La creazione della rivista aziendale rientrava in una più generale strategia di comunicazione intrapresa da Mattei fin dai tempi dell’Agip, nell’immediato dopoguerra, e poi soprattutto a partire dal 1952 – nell’imminenza dell’approvazione della legge sull’istituzione dell’Eni e in coincidenza con l’inizio dello sfruttamento del giacimento di Cortemaggiore – e in cui rientravano la ricerca di un marchio identificativo (nello stesso 1952 venne adottato, in seguito ad un concorso, il marchio del cane a sei zampe destinato a segnare la lunga storia dell’Eni), il rinnovo degli impianti di rifornimento sempre a partire dal 1952, la creazione di un moderno Servizio studi (1957) affidato alla direzione di Giorgio Fuà.
Erano del resto alcune caratteristiche proprie dell’industria petrolifera a renderla tradizionalmente sensibile ai temi della comunicazione, dovendo più di altre rafforzare la propria immagine pubblica sia nei confronti degli interlocutori esterni (la necessità di grandi investimenti anticipati e quella di ottenere concessioni per l’utilizzo di risorse demaniali, nonché la dimensione multinazionale la rendevano particolarmente legata agli orientamenti della classe politica e dell’opinione pubblica) che di quelli interni (la necessità di conoscenze specialistiche e le difficili condizioni di lavoro rendevano necessaria una continua azione di legittimazione interna) <7.
L’obiettivo del mensile doveva essere quello di “cementare intorno all’Eni, nel momento espansivo, uomini e famiglie, cui si dovevano dare orgoglio e il senso di un’identità e di un’appartenenza”. Nell’intento di mantenere l’“equilibrio perfetto tra prettamente aziendale e variamente divulgativo” la rivista unì alle rubriche culturali (arte, cinema, teatro, letteratura, scienza, tecnologia) servizi di attualità, una rubrica sui palinsesti Rai, articoli leggeri (costume, moda, sport, gossip) e altri di carattere pratico, istruzioni per la vita quotidiana. Alla rivista collaborarono nomi noti ma anche giovani emergenti destinati poi a fare carriera nei grandi quotidiani e settimanali nazionali, oltre a firme importanti della narrativa contemporanea.

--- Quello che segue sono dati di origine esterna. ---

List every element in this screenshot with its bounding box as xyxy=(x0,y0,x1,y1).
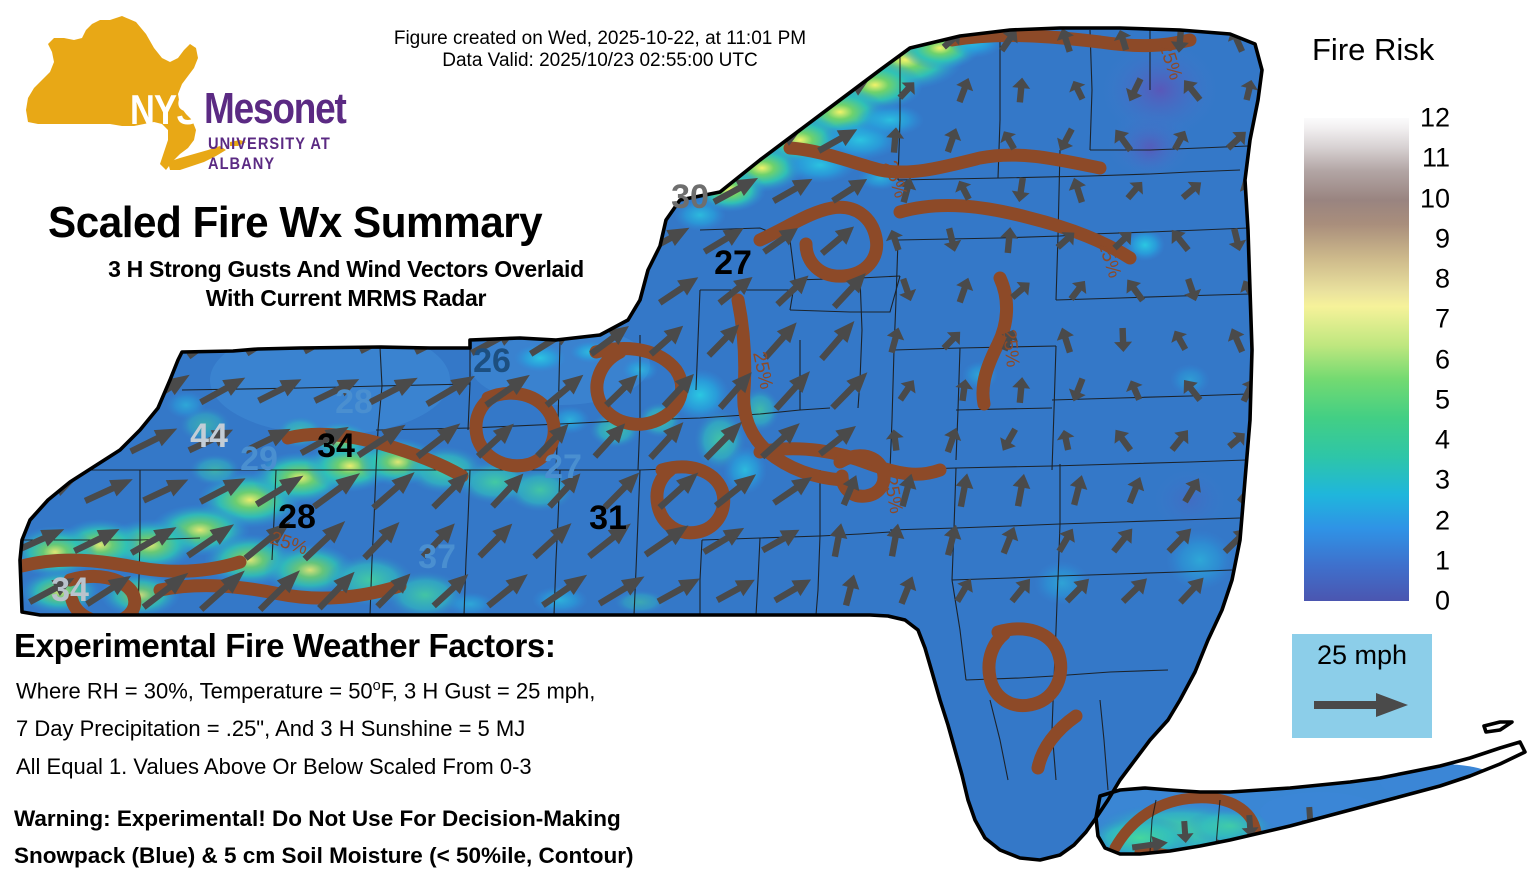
page-subtitle: 3 H Strong Gusts And Wind Vectors Overla… xyxy=(16,255,676,312)
page-title: Scaled Fire Wx Summary xyxy=(48,198,542,248)
colorbar-tick-7: 7 xyxy=(1435,304,1450,335)
wind-vector-arrow xyxy=(473,117,519,163)
gust-label: 29 xyxy=(240,442,278,476)
gust-label: 34 xyxy=(51,573,89,607)
factor-line-1: Where RH = 30%, Temperature = 50oF, 3 H … xyxy=(16,678,595,704)
gust-label: 27 xyxy=(544,450,582,484)
factors-heading: Experimental Fire Weather Factors: xyxy=(14,627,555,665)
colorbar-tick-0: 0 xyxy=(1435,586,1450,617)
factor-line-3: All Equal 1. Values Above Or Below Scale… xyxy=(16,754,532,780)
fire-risk-colorbar xyxy=(1304,118,1409,601)
warning-line-2: Snowpack (Blue) & 5 cm Soil Moisture (< … xyxy=(14,843,633,869)
wind-vector-arrow xyxy=(697,119,751,162)
colorbar-tick-labels: 1211109876543210 xyxy=(1418,104,1478,614)
colorbar-title: Fire Risk xyxy=(1312,32,1434,68)
logo-mesonet-text: Mesonet xyxy=(204,84,346,134)
factor-line-1b: F, 3 H Gust = 25 mph, xyxy=(381,678,596,703)
warning-line-1: Warning: Experimental! Do Not Use For De… xyxy=(14,806,621,832)
wind-vector-arrow xyxy=(1321,817,1339,840)
wind-vector-arrow xyxy=(531,118,576,161)
wind-vector-arrow xyxy=(711,67,760,112)
wind-vector-arrow xyxy=(767,68,819,112)
factor-line-2: 7 Day Precipitation = .25", And 3 H Suns… xyxy=(16,716,525,742)
colorbar-tick-3: 3 xyxy=(1435,465,1450,496)
colorbar-tick-11: 11 xyxy=(1422,143,1450,174)
subtitle-line-1: 3 H Strong Gusts And Wind Vectors Overla… xyxy=(16,255,676,284)
wind-vector-arrow xyxy=(414,115,463,166)
colorbar-tick-4: 4 xyxy=(1435,425,1450,456)
figure-created-line: Figure created on Wed, 2025-10-22, at 11… xyxy=(300,28,900,50)
wind-vector-arrow xyxy=(1232,571,1266,609)
gust-label: 44 xyxy=(190,419,228,453)
colorbar-tick-8: 8 xyxy=(1435,264,1450,295)
gust-label: 31 xyxy=(589,501,627,535)
figure-canvas: 25%25%25%25%25%25%25% 302726284429342728… xyxy=(0,0,1536,876)
wind-vector-arrow xyxy=(541,169,589,211)
wind-vector-arrow xyxy=(1381,801,1399,824)
figure-timestamp-block: Figure created on Wed, 2025-10-22, at 11… xyxy=(300,28,900,73)
wind-legend-label: 25 mph xyxy=(1292,640,1432,671)
wind-vector-legend: 25 mph xyxy=(1292,634,1432,738)
gust-label: 37 xyxy=(418,540,456,574)
gust-label: 30 xyxy=(671,180,709,214)
gust-label: 34 xyxy=(317,429,355,463)
logo-nys-text: NYS xyxy=(130,86,198,134)
arrow-right-icon xyxy=(1314,692,1410,718)
gust-label: 26 xyxy=(473,344,511,378)
long-island-fill xyxy=(1050,764,1536,876)
gust-label: 28 xyxy=(278,500,316,534)
wind-vector-arrow xyxy=(641,118,692,162)
wind-vector-arrow xyxy=(656,68,701,112)
colorbar-tick-1: 1 xyxy=(1435,545,1450,576)
wind-vector-arrow xyxy=(543,67,588,113)
wind-vector-arrow xyxy=(1441,785,1459,808)
wind-vector-arrow xyxy=(596,169,648,211)
subtitle-line-2: With Current MRMS Radar xyxy=(16,284,676,313)
wind-vector-arrow xyxy=(600,68,643,112)
colorbar-tick-2: 2 xyxy=(1435,505,1450,536)
logo-university-text: UNIVERSITY AT ALBANY xyxy=(208,134,371,174)
gust-label: 27 xyxy=(714,246,752,280)
data-valid-line: Data Valid: 2025/10/23 02:55:00 UTC xyxy=(300,50,900,72)
gust-label: 28 xyxy=(335,385,373,419)
colorbar-tick-9: 9 xyxy=(1435,223,1450,254)
factor-line-1a: Where RH = 30%, Temperature = 50 xyxy=(16,678,373,703)
colorbar-tick-6: 6 xyxy=(1435,344,1450,375)
contour-label: 25% xyxy=(998,328,1023,368)
wind-vector-arrow xyxy=(1491,769,1509,792)
wind-vector-arrow xyxy=(587,118,634,161)
degree-symbol: o xyxy=(373,678,381,694)
colorbar-tick-5: 5 xyxy=(1435,384,1450,415)
colorbar-tick-12: 12 xyxy=(1420,103,1450,134)
colorbar-tick-10: 10 xyxy=(1420,183,1450,214)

Solo per fare alcuni nomi: Anna Banti, Giorgio Bassani, Alberto Bevilacqua, Giorgio Caproni, Carlo Cassola, Giovanni Comisso, Carlo Emilio Gadda, Natalia Ginzburg, Leonardo Sciascia, Mario Soldati <8.
La rivista ebbe una vita relativamente breve. Le pubblicazioni terminarono nel dicembre del 1964, probabilmente sulla scia della mutata gestione aziendale e della diversa strategia d’impresa introdotte dalla nuova gestione Cefis, dopo la scomparsa prematura di Mattei.
[…] “Il Gatto Selvatico” nasce dunque per rispondere a tre grandi esigenze avvertite con estrema chiarezza dalla dirigenza Eni: coltivare ed indirizzare il sentimento di appartenenza all’azienda, valorizzare il carattere storico dell’impresa e (soprattutto) definire ed inquadrare il carattere istituzionale dell’Eni e la sua strategia aziendale all’interno del quadro nazionale e internazionale <9. Ed è appunto con riguardo a quest’ultimo aspetto che si inserisce l’attenzione riservata alla politica terzomondista dell’azienda, ed in particolare alla politica nei confronti del continente africano.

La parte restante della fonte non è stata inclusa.